Was This Renaissance Alchemist Ahead of His Time?

New research suggests that Tycho Brahe isolated tungsten nearly 200 years before the metal was identified as an element

Brahe's mansion, Uraniborg
Brahe's mansion, Uraniborg, was located on an island in Sweden. His basement laboratory is represented by the bottom left room in this drawing. Public domain via Wikimedia Commons

Tycho Brahe, a 16th-century Danish alchemist and astronomer, kept his methods close to his chest. Like other alchemists who mixed “medicines” of their own designs, Brahe had secret recipes that he perfected in a basement laboratory. He left little to no documentation of his methods, and today, more than 400 years after his death in 1601, his findings continue to mystify researchers.

Between 1988 and 1990, archaeologists discovered fragmented pottery, glass and other objects at the site of Brahe’s long-demolished mansion on the Swedish island of Ven. The house was named ​​Uraniborg, after Urania, the muse of astronomy. There, in his observatory, Brahe discovered a supernova in the Cassiopeia formation and irregularities in the moon’s orbit, long before the invention of the telescope in 1608.

Kaare Lund Rasmussen, an archaeometry expert at the University of Southern Denmark, and Poul Grinder-Hansen, a senior researcher and curator at the National Museum of Denmark in Copenhagen, recently analyzed some of the artifacts found at Uraniborg for a study published in the journal Heritage Science. Per the paper, four of the shards contain unusually high concentrations of elements like copper, zinc, nickel, tin, mercury, gold and lead.

None of these elements surprised the researchers. An alchemist working for elite members of society would have employed gold and mercury to combat a wide range of diseases. But the researchers found another element, too: a metal called tungsten.

Tycho Brahe
Tycho Brahe was born in 1546 and died in 1601. Public domain via Wikimedia Commons

“Tungsten is very mysterious,” says Rasmussen in a statement. “Tungsten had not even been described at that time, so what should we infer from its presence on a shard from Tycho Brahe’s alchemy workshop?”

The identified elements help paint a picture of Brahe’s methods. Because some were highly concentrated, the researchers know that Brahe was performing isotopic enrichment, in which “the relative abundance of the isotopes of a given element are altered,” according to the United States Nuclear Regulatory Committee. As for the presence of tungsten, the researchers are unsure whether Brahe knew what the element was.

It wasn’t until 1781—180 years after Brahe’s death—that tungsten was first identified as a new element. The metal occurs naturally in some minerals, so it’s possible that Brahe experimented with one of these substances, separating tungsten without realizing it.

Another potential explanation is that Brahe was in fact aware of what kind of metal he was making. In 1546, a German mineralogist named Georgius Agricola published a book describing an odd substance that formed when he attempted to smelt tin made from tin ore, reports CNN’s Ashley Strickland. This material, which Agricola named “wolfram,” was actually tungsten.

“Maybe Tycho Brahe had heard about this and thus knew of tungsten’s existence,” says Rasmussen in the statement. “But this is not something we know or can say based on the analyses I have done. It is merely a possible theoretical explanation for why we find tungsten in the samples.”

Moving forward, Rasmussen tells Cosmos’ Ellen Phiddian, he hopes to “analyze a new and larger set of shards, maybe 20 or 25, in order to catch more elements which might be present.” In recent years, the scientist has published studies of Brahe’s diet, cause of death and many other aspects of his life.

Shards
Researchers recently analyzed four glass shards and one ceramic fragment found on the grounds of Uraniborg, which was demolished shortly after Brahe's death.
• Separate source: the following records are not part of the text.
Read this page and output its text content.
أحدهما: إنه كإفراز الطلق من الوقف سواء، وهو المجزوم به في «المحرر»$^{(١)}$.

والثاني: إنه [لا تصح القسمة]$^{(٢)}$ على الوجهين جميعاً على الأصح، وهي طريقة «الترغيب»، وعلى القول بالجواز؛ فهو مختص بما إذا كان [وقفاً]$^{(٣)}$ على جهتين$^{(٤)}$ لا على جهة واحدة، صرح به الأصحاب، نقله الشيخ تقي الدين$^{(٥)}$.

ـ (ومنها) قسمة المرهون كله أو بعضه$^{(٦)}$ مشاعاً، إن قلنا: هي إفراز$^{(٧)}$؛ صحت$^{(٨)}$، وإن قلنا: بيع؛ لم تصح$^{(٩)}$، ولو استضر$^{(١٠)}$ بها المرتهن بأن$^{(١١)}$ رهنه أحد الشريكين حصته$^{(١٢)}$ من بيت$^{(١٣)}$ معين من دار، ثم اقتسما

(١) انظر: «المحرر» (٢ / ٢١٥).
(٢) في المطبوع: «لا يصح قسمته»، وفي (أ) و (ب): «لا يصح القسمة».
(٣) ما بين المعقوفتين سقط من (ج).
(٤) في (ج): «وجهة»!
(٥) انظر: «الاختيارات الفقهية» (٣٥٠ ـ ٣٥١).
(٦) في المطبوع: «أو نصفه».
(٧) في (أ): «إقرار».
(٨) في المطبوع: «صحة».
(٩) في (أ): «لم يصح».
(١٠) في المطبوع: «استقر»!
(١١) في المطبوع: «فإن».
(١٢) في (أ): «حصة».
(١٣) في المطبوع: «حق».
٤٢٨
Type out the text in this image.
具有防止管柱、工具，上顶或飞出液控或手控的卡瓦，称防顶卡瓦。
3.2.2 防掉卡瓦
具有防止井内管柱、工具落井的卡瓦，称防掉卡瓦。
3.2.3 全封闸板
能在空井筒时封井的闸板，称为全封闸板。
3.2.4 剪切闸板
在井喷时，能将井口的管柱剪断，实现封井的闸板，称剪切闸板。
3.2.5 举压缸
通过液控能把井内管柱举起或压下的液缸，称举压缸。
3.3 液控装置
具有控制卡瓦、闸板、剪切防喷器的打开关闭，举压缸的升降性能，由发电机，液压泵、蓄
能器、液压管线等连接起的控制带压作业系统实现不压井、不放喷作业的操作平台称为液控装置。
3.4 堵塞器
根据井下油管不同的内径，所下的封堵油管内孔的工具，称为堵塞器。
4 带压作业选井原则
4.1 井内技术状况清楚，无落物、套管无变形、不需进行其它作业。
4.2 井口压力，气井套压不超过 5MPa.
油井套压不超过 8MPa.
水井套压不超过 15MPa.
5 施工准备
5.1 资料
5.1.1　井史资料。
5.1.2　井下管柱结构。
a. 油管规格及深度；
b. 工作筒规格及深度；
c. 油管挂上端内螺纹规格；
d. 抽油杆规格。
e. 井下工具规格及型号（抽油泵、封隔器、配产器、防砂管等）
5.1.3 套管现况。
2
Lund Museum via Rasmussen and Grinder-Hansen / Heritage Science, 2024

Though the main objective of many of his contemporaries was smelting gold, Brahe was more focused on curing diseases. In his lab at Uraniborg—on an island gifted to him by Frederick II of Denmark and Norway—the scientist created potions for the plague, leprosy, syphilis, fever and stomachaches.

“Today we can be a little skeptical about the effects of the Paracelsian medicines of the late 1500s, but at the time, it was high-tech and cutting edge,” Rasmussen tells CNN. (Paracelsus was a 16th-century physician who promoted the use of chemistry in medicine.)

Brahe’s “cure” for the plague was composed of more than 60 ingredients, including opium, metals, oils and snake meat. The concoction was supposedly requested by Holy Roman Emperor Rudolf II—a tale that testifies to the alchemist’s good reputation.

“It may seem strange that Tycho Brahe was involved in both astronomy and alchemy, but when one understands his worldview, it makes sense,” says Grinder-Hansen in the statement. “He believed that there were obvious connections between the heavenly bodies, earthly substances and the body’s organs.”